PhD defence M. (Miguel) Martinez Ara

Brief summary of the doctoral thesis:

Our genome consists of the DNA consists of the 4 nucleotides G, A, T and C. It is the basis of all living forms because it contains the instructions (the genes) to make the building blocks of life, the proteins. However, these instructions only cover the 2% of the genome. The other 98% of the genome is what is called the non-coding genome.

The non-coding genome is key for the correct functioning of cells, tissues, organs and the whole body. This is because the non-coding genome instructs where and when the instructions have to be used, or in other words where and when the genes have to be expressed. For the correct functioning of the body, different sets of genes have to be expressed in each cell. This complex spatiotemporal regulation that arises from the non-coding genome is achieved through a series of mechanisms which are collectively called gene regulation. While we understand the genetic code, the code to interpret how to build proteins from genes, we still do not know how to fully understand gene regulation and the non-coding genome. This is due to the complexity of the many processes involved in gene regulation and the lack of a universal and easy to interpret code.

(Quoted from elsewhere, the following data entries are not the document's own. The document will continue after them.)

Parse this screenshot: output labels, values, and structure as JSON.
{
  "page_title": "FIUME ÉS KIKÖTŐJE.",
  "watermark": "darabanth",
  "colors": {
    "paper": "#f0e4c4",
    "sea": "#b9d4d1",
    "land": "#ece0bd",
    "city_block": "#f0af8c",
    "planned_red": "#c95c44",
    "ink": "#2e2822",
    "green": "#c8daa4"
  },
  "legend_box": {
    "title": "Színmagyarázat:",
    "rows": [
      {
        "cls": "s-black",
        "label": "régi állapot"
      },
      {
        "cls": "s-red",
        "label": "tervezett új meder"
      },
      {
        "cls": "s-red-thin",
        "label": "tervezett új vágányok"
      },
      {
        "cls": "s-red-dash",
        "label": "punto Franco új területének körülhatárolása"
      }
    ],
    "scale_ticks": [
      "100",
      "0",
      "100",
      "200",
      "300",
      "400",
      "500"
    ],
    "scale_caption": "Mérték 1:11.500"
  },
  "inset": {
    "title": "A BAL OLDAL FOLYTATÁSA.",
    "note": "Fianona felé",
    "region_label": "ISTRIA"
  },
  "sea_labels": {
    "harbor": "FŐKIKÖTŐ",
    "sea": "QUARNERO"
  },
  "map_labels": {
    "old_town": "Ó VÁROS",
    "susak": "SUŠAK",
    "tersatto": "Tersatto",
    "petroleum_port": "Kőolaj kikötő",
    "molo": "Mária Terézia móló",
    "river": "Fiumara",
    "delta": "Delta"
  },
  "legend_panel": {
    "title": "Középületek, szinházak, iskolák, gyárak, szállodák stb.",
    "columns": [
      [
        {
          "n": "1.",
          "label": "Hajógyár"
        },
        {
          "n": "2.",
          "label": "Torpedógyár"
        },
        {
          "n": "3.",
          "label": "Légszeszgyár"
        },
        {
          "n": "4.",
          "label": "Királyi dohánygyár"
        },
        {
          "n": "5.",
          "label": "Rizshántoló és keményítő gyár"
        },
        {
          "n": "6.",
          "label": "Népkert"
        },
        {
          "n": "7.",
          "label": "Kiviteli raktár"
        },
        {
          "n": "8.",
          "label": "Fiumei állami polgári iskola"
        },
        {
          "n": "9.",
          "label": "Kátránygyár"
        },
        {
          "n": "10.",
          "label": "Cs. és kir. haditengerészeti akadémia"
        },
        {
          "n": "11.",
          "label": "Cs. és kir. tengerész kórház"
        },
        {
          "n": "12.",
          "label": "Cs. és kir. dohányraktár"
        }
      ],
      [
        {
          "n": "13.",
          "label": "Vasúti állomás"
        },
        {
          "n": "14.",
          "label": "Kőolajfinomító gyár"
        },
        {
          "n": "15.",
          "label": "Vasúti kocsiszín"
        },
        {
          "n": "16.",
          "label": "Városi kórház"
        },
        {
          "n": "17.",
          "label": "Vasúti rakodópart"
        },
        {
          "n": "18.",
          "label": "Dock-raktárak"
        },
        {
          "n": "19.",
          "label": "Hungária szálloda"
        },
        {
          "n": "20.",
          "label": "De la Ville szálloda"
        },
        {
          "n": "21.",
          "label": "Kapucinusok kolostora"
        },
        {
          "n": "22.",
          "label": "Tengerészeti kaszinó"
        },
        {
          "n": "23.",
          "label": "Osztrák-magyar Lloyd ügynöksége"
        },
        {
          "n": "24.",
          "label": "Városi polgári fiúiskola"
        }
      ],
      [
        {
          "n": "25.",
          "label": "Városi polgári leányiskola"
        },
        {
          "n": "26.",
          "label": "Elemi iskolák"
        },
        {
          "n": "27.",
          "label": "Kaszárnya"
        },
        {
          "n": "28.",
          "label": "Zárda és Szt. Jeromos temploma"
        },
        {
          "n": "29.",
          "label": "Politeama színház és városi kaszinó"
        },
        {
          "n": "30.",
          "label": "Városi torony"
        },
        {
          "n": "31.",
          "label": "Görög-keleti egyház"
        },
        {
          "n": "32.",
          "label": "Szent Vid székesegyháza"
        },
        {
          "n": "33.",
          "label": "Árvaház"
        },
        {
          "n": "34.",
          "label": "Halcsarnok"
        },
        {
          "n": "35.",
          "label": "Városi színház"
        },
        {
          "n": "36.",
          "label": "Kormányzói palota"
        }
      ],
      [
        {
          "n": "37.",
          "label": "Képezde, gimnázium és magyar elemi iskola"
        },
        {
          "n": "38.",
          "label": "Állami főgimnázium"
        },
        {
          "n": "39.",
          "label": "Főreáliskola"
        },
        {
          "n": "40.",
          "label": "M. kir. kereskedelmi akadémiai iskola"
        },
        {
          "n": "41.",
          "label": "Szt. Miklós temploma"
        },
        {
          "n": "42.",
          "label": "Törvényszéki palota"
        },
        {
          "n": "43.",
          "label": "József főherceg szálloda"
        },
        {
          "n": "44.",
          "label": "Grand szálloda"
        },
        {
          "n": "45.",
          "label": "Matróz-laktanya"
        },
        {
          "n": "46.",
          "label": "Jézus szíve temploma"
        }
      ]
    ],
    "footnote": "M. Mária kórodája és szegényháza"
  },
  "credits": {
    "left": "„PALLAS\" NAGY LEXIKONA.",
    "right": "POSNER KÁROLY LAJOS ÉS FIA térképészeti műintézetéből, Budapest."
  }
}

Two of the most important regulatory elements from the non-coding genome involved in gene regulation are promoters and enhancers. Promoters are the regions right next to the beginning of the gene that drive their expression. They are relatively well characterized and they are easy to identify. However, Promoters do not work in isolation. They are affected by their genomic surroundings, and particularly by their surrounding enhancers. Enhancers are DNA sequences that can activate promoters from a distance, from up to a megabase (a million nucleotides) away in mammalian genomes. They are more difficult to identify, there are more enhancers than promoters and it is not trivial to understand which enhancers regulate which genes. Furthermore, enhancers are the main elements that dictate the spatiotemporal regulation of genes, instructing where and when they have to be expressed. Therefore, it is important to understand how enhancers regulate promoters. In Chapter 1 the complexity of gene regulation and in particular the current knowledge about enhancers and promoters and their interplay is further explained

In this thesis, I have explored various aspects of enhancer and promoter biology in mouse embryonic stem cells by employing massively parallel reporter assays (MPRAs). This group of technologies allows us to test the functionality of thousands to millions of DNA sequences in a single experiment, thus accelerating research in gene regulation. These MPRAs usually consists of libraries of DNA elements which are barcoded using random DNA sequences. Then these libraries are introduced in the cells of interested to characterize which DNA sequences are more or less active. This is usually done by sequencing the random DNA barcodes in the input and output of the experiment.